Canção pra quem fica
Se acaso a saudade, valente e voraz
Sufoca teu peito e te amarga os sentidos,
Escute a canção que faço pra nós
Que cruza as estradas em uma só voz
E encurta distâncias após a partida.
Escute este vento a bater no teu quarto,
Que invade tua a cama e beija tua face,
Que leve te leve pra onde eu estou
Que vem de tão longe e me alcança onde for.
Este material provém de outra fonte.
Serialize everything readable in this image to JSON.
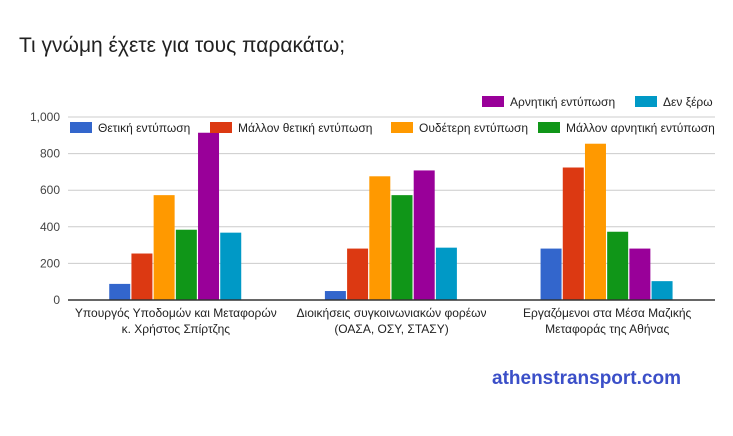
{
  "chart_data": {
    "type": "bar",
    "title": "Τι γνώμη έχετε για τους παρακάτω;",
    "categories": [
      [
        "Υπουργός Υποδομών και Μεταφορών",
        "κ. Χρήστος Σπίρτζης"
      ],
      [
        "Διοικήσεις συγκοινωνιακών φορέων",
        "(ΟΑΣΑ, ΟΣΥ, ΣΤΑΣΥ)"
      ],
      [
        "Εργαζόμενοι στα Μέσα Μαζικής",
        "Μεταφοράς της Αθήνας"
      ]
    ],
    "series": [
      {
        "name": "Θετική εντύπωση",
        "color": "#3366cc",
        "values": [
          88,
          49,
          281
        ]
      },
      {
        "name": "Μάλλον θετική εντύπωση",
        "color": "#dc3912",
        "values": [
          254,
          281,
          724
        ]
      },
      {
        "name": "Ουδέτερη εντύπωση",
        "color": "#ff9900",
        "values": [
          573,
          676,
          854
        ]
      },
      {
        "name": "Μάλλον αρνητική εντύπωση",
        "color": "#109618",
        "values": [
          384,
          573,
          373
        ]
      },
      {
        "name": "Αρνητική εντύπωση",
        "color": "#990099",
        "values": [
          914,
          708,
          281
        ]
      },
      {
        "name": "Δεν ξέρω",
        "color": "#0099c6",
        "values": [
          368,
          286,
          103
        ]
      }
    ],
    "ylim": [
      0,
      1000
    ],
    "yticks": [
      "0",
      "200",
      "400",
      "600",
      "800",
      "1,000"
    ],
    "grid": true,
    "legend": "top"
  },
  "watermark": "athenstransport.com"
}
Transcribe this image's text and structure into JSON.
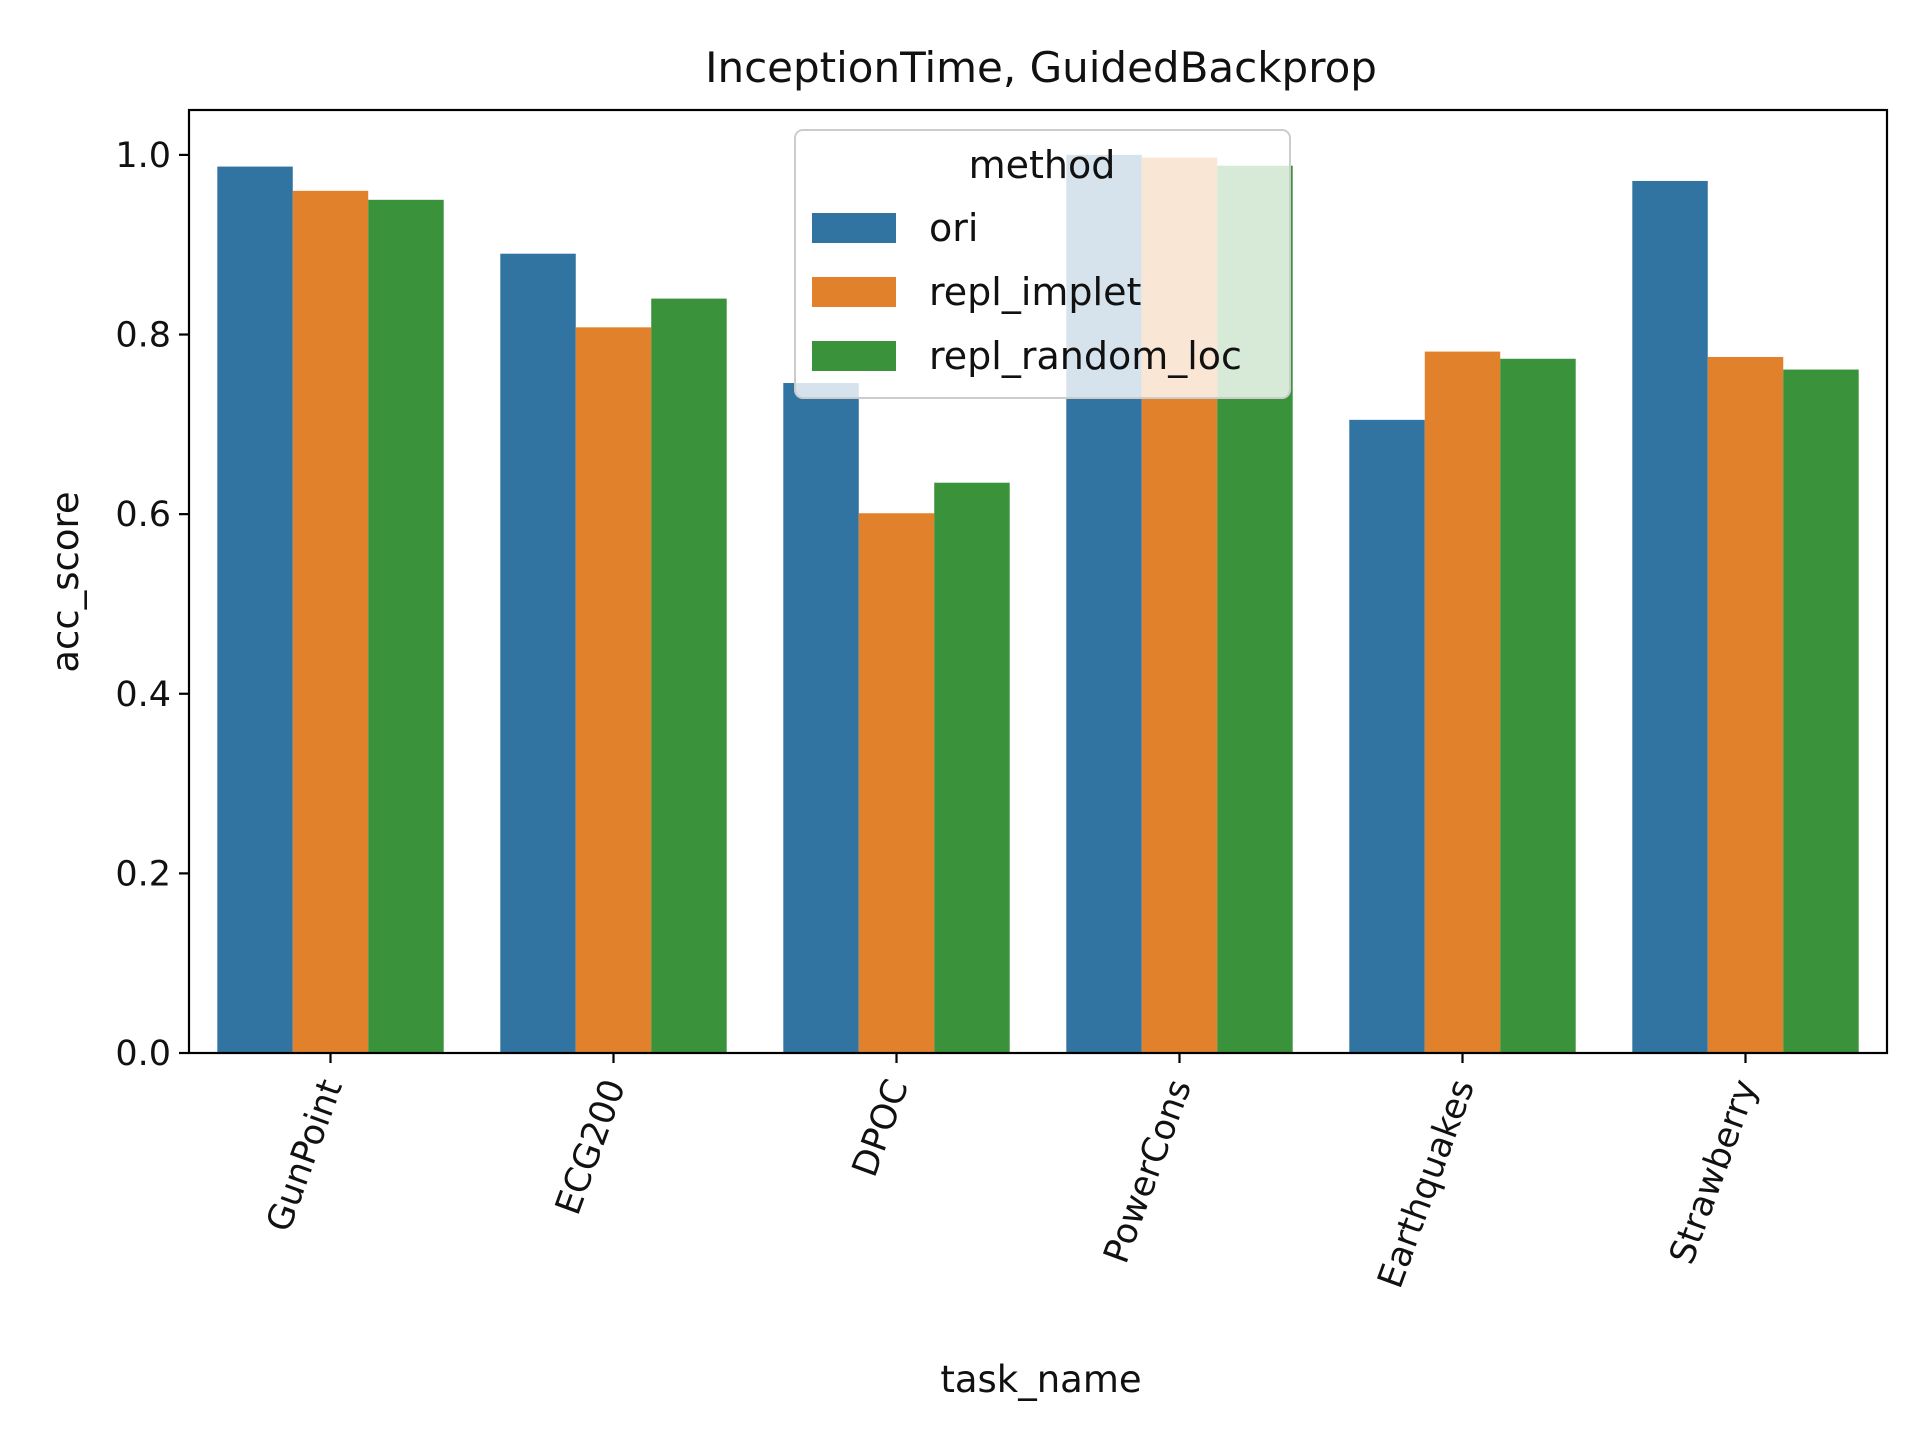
{
  "chart_data": {
    "type": "bar",
    "title": "InceptionTime, GuidedBackprop",
    "xlabel": "task_name",
    "ylabel": "acc_score",
    "ylim": [
      0,
      1.05
    ],
    "yticks": [
      "0.0",
      "0.2",
      "0.4",
      "0.6",
      "0.8",
      "1.0"
    ],
    "categories": [
      "GunPoint",
      "ECG200",
      "DPOC",
      "PowerCons",
      "Earthquakes",
      "Strawberry"
    ],
    "series": [
      {
        "name": "ori",
        "color": "#3274a1",
        "values": [
          0.987,
          0.89,
          0.746,
          1.0,
          0.705,
          0.971
        ]
      },
      {
        "name": "repl_implet",
        "color": "#e1812c",
        "values": [
          0.96,
          0.808,
          0.601,
          0.997,
          0.781,
          0.775
        ]
      },
      {
        "name": "repl_random_loc",
        "color": "#3a923a",
        "values": [
          0.95,
          0.84,
          0.635,
          0.988,
          0.773,
          0.761
        ]
      }
    ],
    "legend": {
      "title": "method",
      "position": "top-center"
    },
    "grid": false
  }
}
Contemple este céu, que é o mesmo daqui,
Tão cheio de estrelas, tão cheio de si
Que une os espaços por onde os pés pisam,
Que estende os abraços pra perto de ti.
Escute a eloqüência que o silêncio tem,
Escute a saudade que com o vento vem
Que vai-se o choro e faz-se a música,
Que vai-se a música e faz-se o sorriso.
Escute a canção que faço pra nós,
É tudo o que quero, é tudo o que tenho.
Na estrada que segue, na noite que cega,
É o som da chegada, sem despedida,
É o som da partida, da volta sem ida.
Viajar é uma arte refinada, cambada! Não somos só rostinhos bonitos, pô!!! Hahaha
Abraços e bons ventos. Na próxima, falaremos de cerveja. Prometido!